Venture Capital Firms Embrace Emerging AI Opportunities Amid Slowdown
In response to declining deal activity and exit values, venture capital (VC) firms are increasingly focusing on promising AI opportunities poised for long-term growth. The latest Pitchbook Artificial Intelligence and Machine Learning Report highlights the ongoing challenges faced by VCs, including a significant drop in deal activity and exit values. Pitchbook identifies AI data centers, local large language models (LLMs), and domain-specific foundation models as key growth catalysts for VCs.
Market Challenges for VCs
AI and machine learning (ML) deal activity has decreased by 19% over the past year, plummeting from 8,968 deals in 2022 to 7,238 in 2023. The value of deals has also declined, with Pitchbook reporting only $2.7 billion in disclosed deal value during Q4 2023—the lowest seen since Q1 2019. M&A activity is down as leading tech firms opt for partnerships with LLM startups instead of acquisition.

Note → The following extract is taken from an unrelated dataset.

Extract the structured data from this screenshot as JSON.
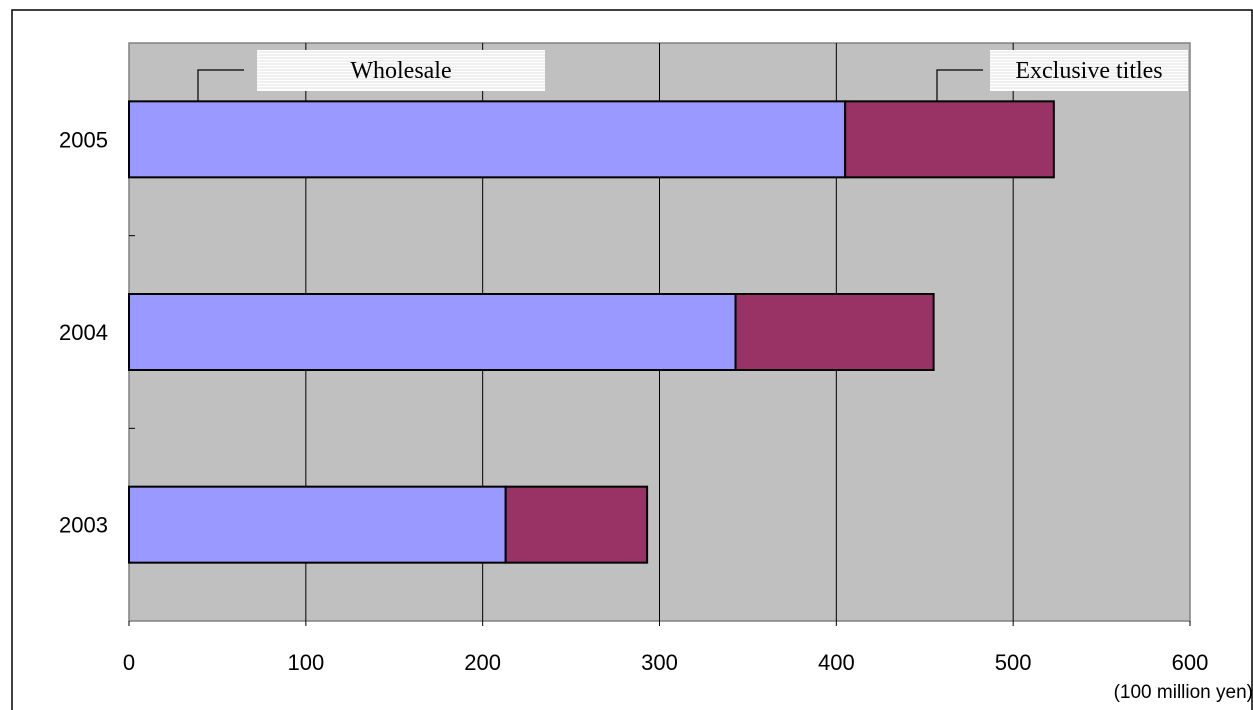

Notable exceptions include AMD's acquisition of Nod.AI in MLOps, IBM’s purchase of Manta in database management, and ServiceNow's acquisition of UltimateSuite in predictive analytics. There are hopes that the anticipated IPO of semiconductor startup Astera Labs will revitalize deal values in the upcoming quarters.
Despite these setbacks, positive signs of long-term growth are emerging. Generative AI leaders secured $6 billion across 194 deals in Q4 2023, largely funded by major tech players like Microsoft and Google, eager to access the latest LLM technologies. Additionally, investment in horizontal platforms reached a record $33 billion in 2023, while funding for vertical applications dropped to levels not seen since 2020.
Identifying New Investment Opportunities
VCs are keen to build organizational structures and product strategies that leverage Nvidia’s rapid innovations, particularly in GPU technology. Pitchbook identifies AI data centers, local LLMs, and domain-specific foundation models as key areas set to thrive on Nvidia’s momentum as a market leader.
Nvidia reported impressive fourth-quarter FY 2024 revenue of $22.1 billion, a 265% year-over-year increase and 22% sequential growth. The data center segment experienced remarkable growth, surging 409% from the previous year to $18.4 billion. CEO Jensen Huang emphasized the diverse demand for data processing and AI solutions across various industries, including automotive, finance, and healthcare.
AI Data Centers: A Catalyst for Growth
AI data centers, optimized for AI workloads, focus on maximizing performance while minimizing power consumption and heat output. Designed to support high-performance servers, storage, networking, and specialized accelerators, these data centers prioritize sustainability.
IDC estimates that $8 billion has been invested in generative AI infrastructure, producing $2.1 billion in cloud revenue and $4.5 billion in application sales. Pitchbook forecasts that AI data centers will not achieve software-as-a-service (SaaS) level margins until 2027, prompting startups to seek cost-effective solutions that promise significant GPU hour savings.
Pitchbook notes that startups are currently offering 50% to 70% savings on GPU hours with advanced Nvidia A100s and exclusive access to the latest H100 chips. Lambda, a leading startup in GPU cloud services, has developed the largest cluster of H100 chips among public cloud providers, surpassing Google and Oracle.
VCs are exploring opportunities to create and collaborate with colocation provider ecosystems. Specialty cloud providers, carving out a $4.6 billion market from the nearly $150 billion internet-as-a-service sector, distinguish themselves by offering AI chip availability, local presence, and support for multicloud environments and various legacy hardware systems.